One of the social enterprises I have helped over time is the Business & Human Rights Resource Centre, which has just launched a new portal for John Ruggie, Special Representative of the United Nations Secretary-General on business and human rights. Well worth a visit.
Archives for July 2009
100 Years Ago Today
He could almost have taken off with those moustaches alone
He may have collapsed his undercarriage 100 years ago today, when he landed on these shores after his first-ever flight across the Channel, but Louis Blériot was a prototypical example of Homo volans. The whole adventure, with a damaged foot incurred before the flight, was an example of coming in on a wing and a prayer, and only just ahead of competitors whose names failed to register in the historical record. But he certainly looked the part.
Wilton Park
Arrival Stairway Towards sunset Herbaceous Greenhouse Church Wiston House Graveyard Farm tanks Path Roots Path 2 South Down Way Chanctonbury Ring Fort Beeches Panorama Panorama 2 Panorama 3 Fort disappearing On the way down
Down to Shoreham-by-Sea yesterday evening, then taxi out to Wilton Park to speak at their British-German Forum 2009. The theme: Can we shape capitalism to suit our future? Because I was speaking late today, after lunch I climbed up to Chanctonbury Ring – and its Iron Age hill fort, dating from around the 6th to 5th centuries BC. Had been raining earlier, which made the ground very muddy and slippery in places, but the sun was out and the ascent was a joy.

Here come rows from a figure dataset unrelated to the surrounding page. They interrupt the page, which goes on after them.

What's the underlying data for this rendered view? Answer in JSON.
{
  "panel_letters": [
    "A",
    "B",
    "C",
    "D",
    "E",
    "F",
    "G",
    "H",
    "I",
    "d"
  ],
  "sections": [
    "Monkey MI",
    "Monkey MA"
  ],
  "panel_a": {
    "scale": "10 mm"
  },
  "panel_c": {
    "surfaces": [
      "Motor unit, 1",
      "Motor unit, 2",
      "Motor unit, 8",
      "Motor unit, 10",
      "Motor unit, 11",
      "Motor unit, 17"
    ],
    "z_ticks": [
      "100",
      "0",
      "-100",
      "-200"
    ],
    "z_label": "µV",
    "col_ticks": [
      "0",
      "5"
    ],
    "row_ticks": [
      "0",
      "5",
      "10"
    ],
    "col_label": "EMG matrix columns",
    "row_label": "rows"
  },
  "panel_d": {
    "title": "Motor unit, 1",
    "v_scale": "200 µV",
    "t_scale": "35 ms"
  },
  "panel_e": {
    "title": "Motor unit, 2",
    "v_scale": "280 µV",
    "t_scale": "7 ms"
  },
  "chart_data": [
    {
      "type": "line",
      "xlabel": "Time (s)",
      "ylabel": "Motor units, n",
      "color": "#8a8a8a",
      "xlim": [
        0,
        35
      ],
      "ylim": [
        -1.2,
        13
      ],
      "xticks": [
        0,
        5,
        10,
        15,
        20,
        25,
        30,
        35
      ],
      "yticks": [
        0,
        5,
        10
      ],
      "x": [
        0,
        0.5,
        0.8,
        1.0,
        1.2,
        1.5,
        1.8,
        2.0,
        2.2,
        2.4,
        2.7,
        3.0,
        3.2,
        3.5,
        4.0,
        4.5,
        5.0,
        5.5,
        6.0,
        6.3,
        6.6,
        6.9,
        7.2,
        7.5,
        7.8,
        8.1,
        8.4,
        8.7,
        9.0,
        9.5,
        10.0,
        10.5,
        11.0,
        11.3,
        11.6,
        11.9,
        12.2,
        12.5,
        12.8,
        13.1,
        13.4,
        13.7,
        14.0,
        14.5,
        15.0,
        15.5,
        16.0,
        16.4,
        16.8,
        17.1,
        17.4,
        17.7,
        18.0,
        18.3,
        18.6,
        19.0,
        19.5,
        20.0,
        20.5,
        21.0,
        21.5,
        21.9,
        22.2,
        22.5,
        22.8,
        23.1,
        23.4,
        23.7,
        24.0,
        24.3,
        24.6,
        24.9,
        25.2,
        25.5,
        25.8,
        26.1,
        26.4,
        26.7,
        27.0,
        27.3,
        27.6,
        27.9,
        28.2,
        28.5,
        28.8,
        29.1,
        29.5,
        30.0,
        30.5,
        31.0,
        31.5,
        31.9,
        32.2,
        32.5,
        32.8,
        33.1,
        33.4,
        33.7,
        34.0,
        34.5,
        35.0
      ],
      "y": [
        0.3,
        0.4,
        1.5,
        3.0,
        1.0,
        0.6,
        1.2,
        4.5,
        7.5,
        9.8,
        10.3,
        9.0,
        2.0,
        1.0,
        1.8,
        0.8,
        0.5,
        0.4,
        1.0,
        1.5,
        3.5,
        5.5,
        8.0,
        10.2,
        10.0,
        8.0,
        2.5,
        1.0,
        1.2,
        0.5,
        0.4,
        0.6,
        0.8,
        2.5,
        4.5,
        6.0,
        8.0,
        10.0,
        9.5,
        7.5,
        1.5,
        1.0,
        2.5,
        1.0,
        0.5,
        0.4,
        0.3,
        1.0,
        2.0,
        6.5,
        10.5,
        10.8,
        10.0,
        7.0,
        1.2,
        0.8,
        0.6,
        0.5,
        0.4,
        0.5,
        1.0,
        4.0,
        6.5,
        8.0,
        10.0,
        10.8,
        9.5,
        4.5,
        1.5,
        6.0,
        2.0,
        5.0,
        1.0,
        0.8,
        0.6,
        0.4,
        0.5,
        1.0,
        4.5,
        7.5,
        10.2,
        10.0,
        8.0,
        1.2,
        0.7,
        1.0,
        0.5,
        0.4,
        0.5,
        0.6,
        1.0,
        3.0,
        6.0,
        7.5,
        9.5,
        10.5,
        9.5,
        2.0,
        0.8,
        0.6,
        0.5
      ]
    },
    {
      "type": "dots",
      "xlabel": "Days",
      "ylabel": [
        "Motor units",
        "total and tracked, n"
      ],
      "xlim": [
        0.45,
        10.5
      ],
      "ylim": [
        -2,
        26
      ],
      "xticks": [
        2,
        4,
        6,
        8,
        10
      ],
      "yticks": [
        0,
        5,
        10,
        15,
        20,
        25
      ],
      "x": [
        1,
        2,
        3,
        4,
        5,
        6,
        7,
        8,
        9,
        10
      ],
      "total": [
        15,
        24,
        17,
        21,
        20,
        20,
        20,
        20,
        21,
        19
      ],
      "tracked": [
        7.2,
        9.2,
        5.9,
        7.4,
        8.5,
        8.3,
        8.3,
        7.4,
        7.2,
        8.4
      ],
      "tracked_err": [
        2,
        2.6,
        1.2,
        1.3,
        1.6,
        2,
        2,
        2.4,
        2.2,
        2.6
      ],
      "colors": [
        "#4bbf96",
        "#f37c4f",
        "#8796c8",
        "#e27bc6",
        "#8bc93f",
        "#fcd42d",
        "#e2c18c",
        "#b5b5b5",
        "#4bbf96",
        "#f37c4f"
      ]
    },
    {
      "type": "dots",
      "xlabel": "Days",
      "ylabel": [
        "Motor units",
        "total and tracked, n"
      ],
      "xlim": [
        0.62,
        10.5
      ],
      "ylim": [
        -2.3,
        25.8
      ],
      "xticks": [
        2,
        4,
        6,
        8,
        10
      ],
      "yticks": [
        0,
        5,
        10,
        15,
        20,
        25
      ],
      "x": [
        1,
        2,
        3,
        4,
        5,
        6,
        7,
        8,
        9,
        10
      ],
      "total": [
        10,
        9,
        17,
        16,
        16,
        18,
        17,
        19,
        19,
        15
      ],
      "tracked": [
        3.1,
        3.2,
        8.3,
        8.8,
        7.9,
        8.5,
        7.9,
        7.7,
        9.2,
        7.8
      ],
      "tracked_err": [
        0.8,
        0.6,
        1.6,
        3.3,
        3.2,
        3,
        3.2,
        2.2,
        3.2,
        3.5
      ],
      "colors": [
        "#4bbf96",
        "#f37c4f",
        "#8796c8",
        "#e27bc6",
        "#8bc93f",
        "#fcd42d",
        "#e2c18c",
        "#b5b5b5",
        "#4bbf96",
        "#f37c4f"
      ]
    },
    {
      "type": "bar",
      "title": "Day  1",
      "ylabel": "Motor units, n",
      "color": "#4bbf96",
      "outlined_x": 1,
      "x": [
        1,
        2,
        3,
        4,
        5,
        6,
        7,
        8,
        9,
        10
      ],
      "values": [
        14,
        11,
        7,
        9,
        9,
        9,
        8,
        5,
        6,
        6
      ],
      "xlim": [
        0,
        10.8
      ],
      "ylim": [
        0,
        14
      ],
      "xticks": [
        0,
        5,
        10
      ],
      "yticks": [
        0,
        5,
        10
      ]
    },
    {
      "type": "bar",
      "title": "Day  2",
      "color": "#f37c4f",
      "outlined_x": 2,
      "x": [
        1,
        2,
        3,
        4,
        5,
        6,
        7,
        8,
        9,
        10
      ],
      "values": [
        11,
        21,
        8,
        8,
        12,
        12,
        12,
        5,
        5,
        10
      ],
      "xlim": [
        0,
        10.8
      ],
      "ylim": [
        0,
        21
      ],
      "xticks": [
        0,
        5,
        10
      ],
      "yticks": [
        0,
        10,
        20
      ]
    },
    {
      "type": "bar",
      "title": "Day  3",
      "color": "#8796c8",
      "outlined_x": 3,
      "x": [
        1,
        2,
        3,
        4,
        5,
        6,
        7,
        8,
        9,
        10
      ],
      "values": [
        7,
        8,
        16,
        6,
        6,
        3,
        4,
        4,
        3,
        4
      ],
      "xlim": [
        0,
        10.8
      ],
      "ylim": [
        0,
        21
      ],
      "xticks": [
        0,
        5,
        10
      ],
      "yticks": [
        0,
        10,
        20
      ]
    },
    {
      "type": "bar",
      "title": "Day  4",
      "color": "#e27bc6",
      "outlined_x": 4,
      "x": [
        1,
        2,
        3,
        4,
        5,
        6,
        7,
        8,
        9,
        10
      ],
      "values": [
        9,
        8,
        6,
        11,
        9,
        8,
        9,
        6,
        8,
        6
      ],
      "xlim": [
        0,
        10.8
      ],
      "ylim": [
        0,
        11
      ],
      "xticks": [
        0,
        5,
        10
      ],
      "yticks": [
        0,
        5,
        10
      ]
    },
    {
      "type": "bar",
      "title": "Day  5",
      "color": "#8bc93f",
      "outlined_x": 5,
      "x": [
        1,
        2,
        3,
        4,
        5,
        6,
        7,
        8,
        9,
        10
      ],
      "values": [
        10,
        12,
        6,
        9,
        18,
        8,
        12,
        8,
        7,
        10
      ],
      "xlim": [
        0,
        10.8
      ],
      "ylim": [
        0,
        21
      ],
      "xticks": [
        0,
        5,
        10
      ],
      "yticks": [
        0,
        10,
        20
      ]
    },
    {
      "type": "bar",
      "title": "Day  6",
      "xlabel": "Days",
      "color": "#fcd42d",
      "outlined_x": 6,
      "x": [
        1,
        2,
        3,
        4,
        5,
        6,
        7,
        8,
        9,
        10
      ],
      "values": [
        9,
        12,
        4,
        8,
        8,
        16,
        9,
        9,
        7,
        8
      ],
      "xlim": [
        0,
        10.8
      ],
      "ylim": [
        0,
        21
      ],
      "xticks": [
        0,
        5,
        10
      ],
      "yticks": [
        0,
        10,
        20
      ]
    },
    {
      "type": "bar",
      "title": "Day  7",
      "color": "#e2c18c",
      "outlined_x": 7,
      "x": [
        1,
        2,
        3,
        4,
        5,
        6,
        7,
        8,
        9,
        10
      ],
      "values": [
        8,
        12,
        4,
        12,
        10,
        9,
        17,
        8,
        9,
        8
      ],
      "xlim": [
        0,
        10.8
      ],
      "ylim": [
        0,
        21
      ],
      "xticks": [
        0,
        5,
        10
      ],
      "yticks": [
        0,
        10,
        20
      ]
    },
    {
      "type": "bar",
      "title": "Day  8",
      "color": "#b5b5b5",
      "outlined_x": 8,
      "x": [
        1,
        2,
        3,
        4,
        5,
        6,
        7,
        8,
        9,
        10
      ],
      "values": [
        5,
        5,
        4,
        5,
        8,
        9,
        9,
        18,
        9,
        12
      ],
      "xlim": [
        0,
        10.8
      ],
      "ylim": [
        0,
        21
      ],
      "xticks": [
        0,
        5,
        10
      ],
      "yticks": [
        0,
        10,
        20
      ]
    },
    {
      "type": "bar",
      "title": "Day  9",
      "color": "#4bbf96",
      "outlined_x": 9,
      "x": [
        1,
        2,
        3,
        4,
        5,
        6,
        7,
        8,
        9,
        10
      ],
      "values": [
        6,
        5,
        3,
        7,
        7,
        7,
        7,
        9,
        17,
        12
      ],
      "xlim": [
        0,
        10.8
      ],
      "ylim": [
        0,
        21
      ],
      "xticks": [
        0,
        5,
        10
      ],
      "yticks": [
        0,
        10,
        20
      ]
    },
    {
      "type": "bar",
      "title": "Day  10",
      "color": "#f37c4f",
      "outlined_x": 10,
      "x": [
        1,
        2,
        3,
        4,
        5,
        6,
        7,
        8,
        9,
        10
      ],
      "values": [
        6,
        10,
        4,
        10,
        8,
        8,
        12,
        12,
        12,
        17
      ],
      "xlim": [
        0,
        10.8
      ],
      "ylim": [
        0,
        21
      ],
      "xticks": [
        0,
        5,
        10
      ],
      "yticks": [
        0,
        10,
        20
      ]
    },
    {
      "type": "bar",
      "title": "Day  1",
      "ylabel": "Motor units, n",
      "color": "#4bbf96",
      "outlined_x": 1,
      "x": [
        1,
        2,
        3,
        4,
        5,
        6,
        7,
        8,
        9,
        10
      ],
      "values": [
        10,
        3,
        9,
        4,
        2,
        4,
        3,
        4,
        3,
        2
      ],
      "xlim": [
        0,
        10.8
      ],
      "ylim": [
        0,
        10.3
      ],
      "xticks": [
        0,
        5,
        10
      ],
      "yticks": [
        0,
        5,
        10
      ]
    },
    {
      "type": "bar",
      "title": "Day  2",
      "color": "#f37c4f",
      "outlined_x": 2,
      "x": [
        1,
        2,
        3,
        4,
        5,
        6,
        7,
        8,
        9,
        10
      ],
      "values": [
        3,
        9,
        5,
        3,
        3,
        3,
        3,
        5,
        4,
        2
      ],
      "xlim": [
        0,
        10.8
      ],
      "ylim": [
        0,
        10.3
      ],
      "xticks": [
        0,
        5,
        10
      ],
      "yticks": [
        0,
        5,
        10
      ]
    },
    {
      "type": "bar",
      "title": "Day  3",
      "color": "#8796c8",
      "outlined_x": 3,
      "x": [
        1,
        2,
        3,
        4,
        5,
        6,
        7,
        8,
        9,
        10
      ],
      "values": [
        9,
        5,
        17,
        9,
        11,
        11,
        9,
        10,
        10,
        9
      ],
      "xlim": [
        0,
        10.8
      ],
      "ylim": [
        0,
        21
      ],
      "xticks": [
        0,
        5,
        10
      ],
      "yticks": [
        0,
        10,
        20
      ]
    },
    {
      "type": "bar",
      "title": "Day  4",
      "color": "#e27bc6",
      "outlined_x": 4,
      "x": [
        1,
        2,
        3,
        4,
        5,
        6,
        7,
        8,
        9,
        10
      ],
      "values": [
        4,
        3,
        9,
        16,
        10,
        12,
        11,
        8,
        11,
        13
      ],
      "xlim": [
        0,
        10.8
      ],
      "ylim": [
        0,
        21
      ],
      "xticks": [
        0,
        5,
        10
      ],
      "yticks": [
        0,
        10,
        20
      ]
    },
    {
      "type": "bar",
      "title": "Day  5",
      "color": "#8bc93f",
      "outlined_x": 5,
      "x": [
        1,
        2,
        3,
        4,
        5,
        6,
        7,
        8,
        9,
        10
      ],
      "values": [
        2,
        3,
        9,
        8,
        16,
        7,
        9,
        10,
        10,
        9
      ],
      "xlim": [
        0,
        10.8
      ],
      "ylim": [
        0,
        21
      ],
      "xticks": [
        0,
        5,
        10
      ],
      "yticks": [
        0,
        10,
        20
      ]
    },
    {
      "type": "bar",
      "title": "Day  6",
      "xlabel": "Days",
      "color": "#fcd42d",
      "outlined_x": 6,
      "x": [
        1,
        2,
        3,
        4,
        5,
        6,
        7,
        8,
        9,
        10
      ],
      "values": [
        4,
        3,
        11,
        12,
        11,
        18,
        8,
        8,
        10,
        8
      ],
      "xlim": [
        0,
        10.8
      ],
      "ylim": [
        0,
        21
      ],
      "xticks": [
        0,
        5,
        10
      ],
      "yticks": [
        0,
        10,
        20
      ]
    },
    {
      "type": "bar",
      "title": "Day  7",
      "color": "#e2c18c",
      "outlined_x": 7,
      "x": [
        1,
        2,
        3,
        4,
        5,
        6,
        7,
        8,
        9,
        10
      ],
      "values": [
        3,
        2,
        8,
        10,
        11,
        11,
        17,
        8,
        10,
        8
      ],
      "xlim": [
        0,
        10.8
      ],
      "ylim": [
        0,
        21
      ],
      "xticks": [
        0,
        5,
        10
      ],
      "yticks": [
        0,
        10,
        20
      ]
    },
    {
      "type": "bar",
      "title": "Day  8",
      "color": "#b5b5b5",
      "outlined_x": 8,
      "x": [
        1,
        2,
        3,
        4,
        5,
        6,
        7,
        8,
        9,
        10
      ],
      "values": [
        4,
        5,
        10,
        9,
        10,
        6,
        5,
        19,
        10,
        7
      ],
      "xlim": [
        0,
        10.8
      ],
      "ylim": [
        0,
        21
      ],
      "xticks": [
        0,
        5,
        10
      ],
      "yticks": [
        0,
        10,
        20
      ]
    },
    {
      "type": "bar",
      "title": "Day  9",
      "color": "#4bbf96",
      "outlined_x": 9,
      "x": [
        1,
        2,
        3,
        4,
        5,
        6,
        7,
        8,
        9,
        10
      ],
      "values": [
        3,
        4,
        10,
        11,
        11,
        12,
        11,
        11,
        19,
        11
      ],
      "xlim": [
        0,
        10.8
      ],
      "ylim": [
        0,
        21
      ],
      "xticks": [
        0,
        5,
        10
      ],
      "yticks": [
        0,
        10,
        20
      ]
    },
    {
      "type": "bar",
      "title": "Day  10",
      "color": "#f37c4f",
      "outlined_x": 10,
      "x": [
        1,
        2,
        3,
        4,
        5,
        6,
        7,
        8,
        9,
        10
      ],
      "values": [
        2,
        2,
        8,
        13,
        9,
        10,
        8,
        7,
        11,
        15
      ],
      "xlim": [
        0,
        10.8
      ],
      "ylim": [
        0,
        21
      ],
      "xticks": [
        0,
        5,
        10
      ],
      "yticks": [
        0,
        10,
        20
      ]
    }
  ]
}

Reaching the top of Chanctonbury Hill, it was glorious to turn onto the South Down Way and make my way across the saddleback to the fort. Don’t know who planted the beeches up there, but they’re a wonder. Long-haired types wandering around the fort with a giant metal detector, but I was rapt by the views across to the North Downs in the north – and to the sea in the south.
From up there, Wilton Park looked tiny – seen across the back of a whirling buzzard. Semi-miraculous to be receiving email on my BlackBerry so high above the landscape. And, now I think of it, to be listening tot h likes of Elbow and Leo Kottke (oddly, it’s Rings) as I type this in to my Mac Book Pro.
Then back down to do my session – on the role of big business and on philanthrocapitalism – with Michael Green, co-author with Matthew Bishop of Philanthrocapitalism: How the rich can save the world and why we should let them. We agreed on most things – and the debate after our presentations was very energetic. Regretted having to head back to the station and back into London, where storm clouds were piling up in purple black meringues.
From the Environment Foundation …
Windows Geoffrey Halina Supported Border 1 Tim Border 2 Ian Border 3 Kate Malcolm Ian 2
By train down to Newdigate, near Dorking, for a meeting of the Trustees of the Environment Foundation – hosted by Sir Geoffrey Chandler, a former Trustee, and his wife Lucy. Wonderful to deliberate the shift of focus of the Foundation as it morphs into the Foundation for Democracy & Sustainable Development under its Director, Halina Ward, as woodpeckers, nuthatches and tits queued to feed on the pergola outside the kitchen. An extraordinary proliferation of butterflies as we worked. Halina and her sister are working on a revamp of the Foundation’s website, which will reposition us in a pretty major way later in the year.
Not all the Trustees could make it: we had Malcolm Aickin, Ian Christie, Kate Burningham, Tim O’Donovan and myself, as Chairman. Later, as I waited at Dorking station with Halina, my phone went and it was the news I had been hoping from our C21 meeting last Monday. Invigorating.
Then back to London for the third birthday of Chinadialogue, held at the Institute for War & Peace Reporting in Gray’s Inn Road, which I attended with Sam, and where I took the picture below on the top floor, which captures some of my love of wood grain.
Facing the Future
Bad parent that I am, while Elaine went to Hania’s thirtieth birthday party, I found myself sitting in tropically warm, St James’s Palace, listening to Prince Charles on the Future – the latest Dimbleby Lecture.
While waiting under the Palace portico, I bumped into David Goodhart of our downstairs neighbours, Prospect magazine, who noted that 2 Bloomsbury Place was well represented. Later, sitting next to Jonathon Porritt in the audience, I wasn’t aware that we were being filmed, but very shortly after got a number of emails from people who had spotted me/us.
Sympathised with much of the speech, though at times felt it was uncomfortably self-referential, when the Prince is actually part of a much larger, non-HRH-branded set of movements. It also felt slightly weird to be lectured on the need to move beyond materialism and consumerism in a setting of such extraordinary opulence.
Overall, however, we are privileged to have him as a champion of these wonderfully diverse issues and causes, all of which – as he noted – are struggling to move from the fringes to the mainstream.